Gemäß § 7 Abs. 2 Z 1 hat bei dieser Personengruppe eine verpflichtende psychologische Beratung zu erfolgen, um Eingriffe zu vermeiden, die beispielsweise aus einem gestörten Selbst- oder Körperbild der Patientin/des Patienten oder aus sonstigen falschen bzw. unrealistischen Erwartungen hinsichtlich der Ergebnisse des Eingriffs resultieren, die z.B. durch mediale Vorgaben suggeriert wurden. So ist im Rahmen der psychologischen Beratung die Motivation für die gewünschte Veränderung zu hinterfragen.
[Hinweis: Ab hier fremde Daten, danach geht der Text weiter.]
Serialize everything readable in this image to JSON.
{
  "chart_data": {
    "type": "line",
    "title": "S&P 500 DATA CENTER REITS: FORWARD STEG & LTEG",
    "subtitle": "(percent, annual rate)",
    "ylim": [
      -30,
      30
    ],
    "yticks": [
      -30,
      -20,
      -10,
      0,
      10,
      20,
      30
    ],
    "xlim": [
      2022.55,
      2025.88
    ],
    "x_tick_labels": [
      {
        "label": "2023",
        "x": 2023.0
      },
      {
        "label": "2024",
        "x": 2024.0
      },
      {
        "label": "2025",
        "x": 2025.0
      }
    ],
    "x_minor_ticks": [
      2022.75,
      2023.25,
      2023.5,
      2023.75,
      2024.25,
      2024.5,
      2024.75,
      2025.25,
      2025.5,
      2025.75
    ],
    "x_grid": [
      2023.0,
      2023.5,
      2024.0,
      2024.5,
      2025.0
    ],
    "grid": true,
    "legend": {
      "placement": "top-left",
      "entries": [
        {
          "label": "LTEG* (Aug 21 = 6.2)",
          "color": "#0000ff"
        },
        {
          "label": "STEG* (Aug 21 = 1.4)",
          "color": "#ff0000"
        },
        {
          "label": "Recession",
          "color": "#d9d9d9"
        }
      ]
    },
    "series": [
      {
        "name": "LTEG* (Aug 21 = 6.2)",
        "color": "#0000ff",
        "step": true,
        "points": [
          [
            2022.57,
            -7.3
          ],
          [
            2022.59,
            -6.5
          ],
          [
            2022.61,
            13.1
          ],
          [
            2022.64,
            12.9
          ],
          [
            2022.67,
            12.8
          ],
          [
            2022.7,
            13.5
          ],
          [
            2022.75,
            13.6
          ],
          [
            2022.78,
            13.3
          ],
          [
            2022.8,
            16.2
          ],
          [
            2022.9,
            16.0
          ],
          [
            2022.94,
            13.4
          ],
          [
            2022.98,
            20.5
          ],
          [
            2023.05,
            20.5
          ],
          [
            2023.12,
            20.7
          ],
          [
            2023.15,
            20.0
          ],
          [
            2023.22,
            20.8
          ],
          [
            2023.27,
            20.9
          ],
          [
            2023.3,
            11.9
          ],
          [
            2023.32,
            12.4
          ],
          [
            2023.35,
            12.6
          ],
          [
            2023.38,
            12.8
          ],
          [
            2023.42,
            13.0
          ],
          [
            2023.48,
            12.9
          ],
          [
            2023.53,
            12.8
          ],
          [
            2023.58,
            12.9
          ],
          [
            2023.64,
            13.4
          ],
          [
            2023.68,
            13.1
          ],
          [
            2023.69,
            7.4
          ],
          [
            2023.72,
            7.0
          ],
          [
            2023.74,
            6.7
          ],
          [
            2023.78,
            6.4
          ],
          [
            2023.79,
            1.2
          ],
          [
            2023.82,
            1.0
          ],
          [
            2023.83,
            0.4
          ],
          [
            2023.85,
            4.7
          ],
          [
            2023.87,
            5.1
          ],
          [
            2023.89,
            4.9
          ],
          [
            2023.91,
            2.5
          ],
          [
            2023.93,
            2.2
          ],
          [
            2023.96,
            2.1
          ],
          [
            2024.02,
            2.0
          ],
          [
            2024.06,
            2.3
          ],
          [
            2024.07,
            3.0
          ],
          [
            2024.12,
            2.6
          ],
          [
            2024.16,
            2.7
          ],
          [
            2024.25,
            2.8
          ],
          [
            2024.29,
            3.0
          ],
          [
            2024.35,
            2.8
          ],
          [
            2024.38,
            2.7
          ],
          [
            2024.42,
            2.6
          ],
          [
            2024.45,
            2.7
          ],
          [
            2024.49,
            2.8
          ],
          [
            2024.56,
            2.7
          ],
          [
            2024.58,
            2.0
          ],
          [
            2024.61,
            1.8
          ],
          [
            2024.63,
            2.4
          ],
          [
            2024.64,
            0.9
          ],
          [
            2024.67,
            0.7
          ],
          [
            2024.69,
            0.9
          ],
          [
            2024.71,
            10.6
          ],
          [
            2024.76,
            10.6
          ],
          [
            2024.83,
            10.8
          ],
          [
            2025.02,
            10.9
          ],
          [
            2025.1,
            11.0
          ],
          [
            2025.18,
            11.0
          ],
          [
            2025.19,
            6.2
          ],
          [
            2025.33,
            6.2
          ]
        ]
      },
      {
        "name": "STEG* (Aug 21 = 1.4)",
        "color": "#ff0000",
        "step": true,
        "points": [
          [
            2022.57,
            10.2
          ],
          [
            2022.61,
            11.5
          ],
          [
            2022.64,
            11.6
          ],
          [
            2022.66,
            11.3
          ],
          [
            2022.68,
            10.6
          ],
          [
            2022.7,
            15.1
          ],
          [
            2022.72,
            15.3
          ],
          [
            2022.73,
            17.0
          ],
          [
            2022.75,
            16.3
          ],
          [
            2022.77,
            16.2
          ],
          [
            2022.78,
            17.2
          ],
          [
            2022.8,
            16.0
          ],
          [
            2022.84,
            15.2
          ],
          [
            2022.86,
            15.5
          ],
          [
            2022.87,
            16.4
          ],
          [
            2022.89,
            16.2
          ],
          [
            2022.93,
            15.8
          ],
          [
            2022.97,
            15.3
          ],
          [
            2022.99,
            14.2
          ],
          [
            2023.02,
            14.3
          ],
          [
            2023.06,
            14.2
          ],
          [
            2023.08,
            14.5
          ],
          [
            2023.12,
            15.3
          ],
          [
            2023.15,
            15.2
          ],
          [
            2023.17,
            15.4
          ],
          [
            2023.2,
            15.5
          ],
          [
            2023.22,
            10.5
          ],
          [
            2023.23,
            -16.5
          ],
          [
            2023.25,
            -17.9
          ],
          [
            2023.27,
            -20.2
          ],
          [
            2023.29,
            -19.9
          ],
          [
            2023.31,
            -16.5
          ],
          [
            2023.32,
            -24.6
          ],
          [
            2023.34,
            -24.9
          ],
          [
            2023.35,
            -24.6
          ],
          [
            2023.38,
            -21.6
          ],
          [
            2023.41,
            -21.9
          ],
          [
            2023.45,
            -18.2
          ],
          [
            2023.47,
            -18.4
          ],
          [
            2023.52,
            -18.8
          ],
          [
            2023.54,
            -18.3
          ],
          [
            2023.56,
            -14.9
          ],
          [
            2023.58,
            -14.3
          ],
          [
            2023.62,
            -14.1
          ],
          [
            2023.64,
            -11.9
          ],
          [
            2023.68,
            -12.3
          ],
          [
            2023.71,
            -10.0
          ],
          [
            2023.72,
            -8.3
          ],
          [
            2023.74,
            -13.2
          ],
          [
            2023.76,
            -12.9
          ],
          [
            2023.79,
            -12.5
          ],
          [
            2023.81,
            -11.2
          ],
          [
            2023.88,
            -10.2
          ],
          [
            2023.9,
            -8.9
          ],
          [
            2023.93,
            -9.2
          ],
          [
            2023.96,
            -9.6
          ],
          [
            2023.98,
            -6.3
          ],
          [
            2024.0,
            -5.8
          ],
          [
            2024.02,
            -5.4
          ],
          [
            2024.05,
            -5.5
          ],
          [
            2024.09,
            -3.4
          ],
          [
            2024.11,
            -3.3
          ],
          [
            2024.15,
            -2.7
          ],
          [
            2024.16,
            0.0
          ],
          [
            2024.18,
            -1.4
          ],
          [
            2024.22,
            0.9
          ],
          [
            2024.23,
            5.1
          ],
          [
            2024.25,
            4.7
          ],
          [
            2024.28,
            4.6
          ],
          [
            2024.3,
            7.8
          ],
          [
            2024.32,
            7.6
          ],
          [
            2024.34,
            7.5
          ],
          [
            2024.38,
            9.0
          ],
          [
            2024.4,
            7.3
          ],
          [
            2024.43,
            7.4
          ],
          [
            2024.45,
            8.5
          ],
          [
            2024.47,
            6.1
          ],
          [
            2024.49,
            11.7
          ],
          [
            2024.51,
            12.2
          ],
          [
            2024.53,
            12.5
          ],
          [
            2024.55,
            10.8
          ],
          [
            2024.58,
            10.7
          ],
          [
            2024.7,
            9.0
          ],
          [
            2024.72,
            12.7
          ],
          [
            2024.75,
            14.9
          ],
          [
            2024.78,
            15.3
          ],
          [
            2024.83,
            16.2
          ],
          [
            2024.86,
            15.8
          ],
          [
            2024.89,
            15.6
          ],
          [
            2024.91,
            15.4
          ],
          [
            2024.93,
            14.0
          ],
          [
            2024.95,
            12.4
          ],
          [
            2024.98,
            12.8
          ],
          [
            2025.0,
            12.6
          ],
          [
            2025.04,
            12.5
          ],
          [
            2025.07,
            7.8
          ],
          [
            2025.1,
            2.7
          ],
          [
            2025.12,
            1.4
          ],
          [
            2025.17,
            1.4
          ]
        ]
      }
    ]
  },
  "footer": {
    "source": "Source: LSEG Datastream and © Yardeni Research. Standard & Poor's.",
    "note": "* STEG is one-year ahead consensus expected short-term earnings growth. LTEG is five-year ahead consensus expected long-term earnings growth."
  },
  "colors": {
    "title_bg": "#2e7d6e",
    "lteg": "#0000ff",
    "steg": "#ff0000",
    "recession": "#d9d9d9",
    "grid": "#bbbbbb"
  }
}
In den Erläuterungen ist festgehalten, dass jedenfalls eine testdiagnostische Abklärung etwaiger psychischer Störungen nach ICD-10 in einem Rahmen von drei Terminen zu rund 1,5 Stunden vorgenommen werden soll und mindestens drei bis fünf Behandlungsgespräche zur Überprüfung des gewünschten Eingriffs geführt werden sollen. Zusätzlich sind ein oder mehrere Gespräche mit den Erziehungsberechtigten und allenfalls mit einer sonstigen Bezugsperson abzuhalten.
Teilweise abweichend von § 146c Allgemeines bürgerliches Gesetzbuch (ABGB) ist vor der Durchführung von ästhetischen Eingriffen in jedem Fall sowohl die Einwilligung der noch nicht volljährigen Person als auch aller Erziehungsberechtigten einzuholen. Darüber hinaus sieht der Entwurf zusätzlich zur verpflichtenden Wartefrist von vier Wochen zwischen Aufklärung und Einwilligung noch eine Wartefrist von mindestens acht Wochen zwischen Einwilligung und Operation vor. Außerdem sollen Minderjährige zwischen 16 und 18 Jahren die erteilte Einwilligung bis eine Woche vor dem Operationstermin ohne finanzielle Nachteil widerrufen können.